Товарищ время и товарищ искусство - Владимир Николаевич Турбин
Поэтому наши филиппики против «переводов» литературы на «язык кино» вовсе не относятся к экранизациям. Хорошая экранизация с таким переводом ничего общего не имеет. Парой она превосходит экранизируемое произведение — сделал же Клузо талантливый фильм «Плата за страх» из очень слабого романа. Чаще уступает ему... Впрочем же, не превосходит и не уступает, как Чайковский не превосходит Пушкина и не уступает ему. «Идиот» Пырьева, «Судьба человека» Бондарчука, «Воскресение» Швейцера — это очень хорошие фильмы, общность которых с книгами Достоевского, Шолохова и Толстого существенна настолько же, насколько существенна общность романа «Русский лес» с дельным пособием по лесоводству, пронизанным призывом беречь и приумножать драгоценное зеленое золото. Она сказывается разве только в недостатках фильмов — там, где камера, превозмогая себя, тщится «донести до зрителя мысль великого писателя», точно сам великий писатель по рассеянности не «донес» свои мысли до народа. И чем прилежнее она «доносит», тем больше в фильме натяжек: тут и беспомощно-условный голос героя, откуда-то из-за экрана перечисляющего свои беды, и дикторское чтение «от автора», волей непоследовательного в своей творческой смелости режиссера превратившегося из исследователя событий в их суетливого комментатора. И многое другое.

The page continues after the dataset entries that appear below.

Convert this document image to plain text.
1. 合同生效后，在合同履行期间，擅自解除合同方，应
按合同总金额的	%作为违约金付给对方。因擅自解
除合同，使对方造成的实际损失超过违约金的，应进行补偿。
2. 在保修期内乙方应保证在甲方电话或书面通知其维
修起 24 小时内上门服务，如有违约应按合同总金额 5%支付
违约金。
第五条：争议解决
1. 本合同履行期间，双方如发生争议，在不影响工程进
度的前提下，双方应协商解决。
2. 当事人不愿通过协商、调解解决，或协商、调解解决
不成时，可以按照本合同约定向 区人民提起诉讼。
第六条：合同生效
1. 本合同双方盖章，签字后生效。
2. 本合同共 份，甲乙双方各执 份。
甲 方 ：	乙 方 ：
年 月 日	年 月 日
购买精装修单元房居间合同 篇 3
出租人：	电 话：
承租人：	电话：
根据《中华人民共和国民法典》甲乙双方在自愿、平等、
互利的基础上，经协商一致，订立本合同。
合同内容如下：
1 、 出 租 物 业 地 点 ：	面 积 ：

Экранизация — не перевод. А теория «переводимости» литературы на экран в полной мере реализуется в страшных своею непробудной скукой фильмах-спектаклях, сводящих кино до уровня беспомощного нахлебника поэзии или театра. Фабула их сценариев оригинальна, но от этого никому не легче. Возможна ли опера с совершенно оригинальным по сюжету либретто, но, скажем, с появлением сцене композитора, оспаривающего своих коллег, как оспаривает их на страницах «Евгения Онегина» Пушкин,— с пристранными философскими рассуждениями — пусть даже Карузо и Шаляпин исполняли бы их под великолепную музыку? Вряд ли... Но почему никого до сих пор не удивляет появление фильмов, поставленных по законам литературы и театра?
Конечно, фильм может быть и полностью уподобленным повести или пьесе. Но это все равно, что сесть в автомобиль и ехать на нем по улицам со скоростью пешехода или переплывать деревенский пруд на океанском лайнере. Да при этом еще и теоретизировать: в океане вода и в прулу вода, следовательно... Полный вперед!
Существует и другое мнение: кино — искусство синтезирующее. Универсальное. На экране найдется место и музыке, и пению, и речи, и хореографии, и... Но если синтез понимать как коллекцию особенностей разных искусств, то некиим искусством искусств подобает провозгласить прежде всего оперетту.
Временное искусство... Искусство, достигшее синтеза... Тут не просто о неточных терминах речь идет, а о больших исканиях, надеждах, открытиях и поучительных заблуждениях.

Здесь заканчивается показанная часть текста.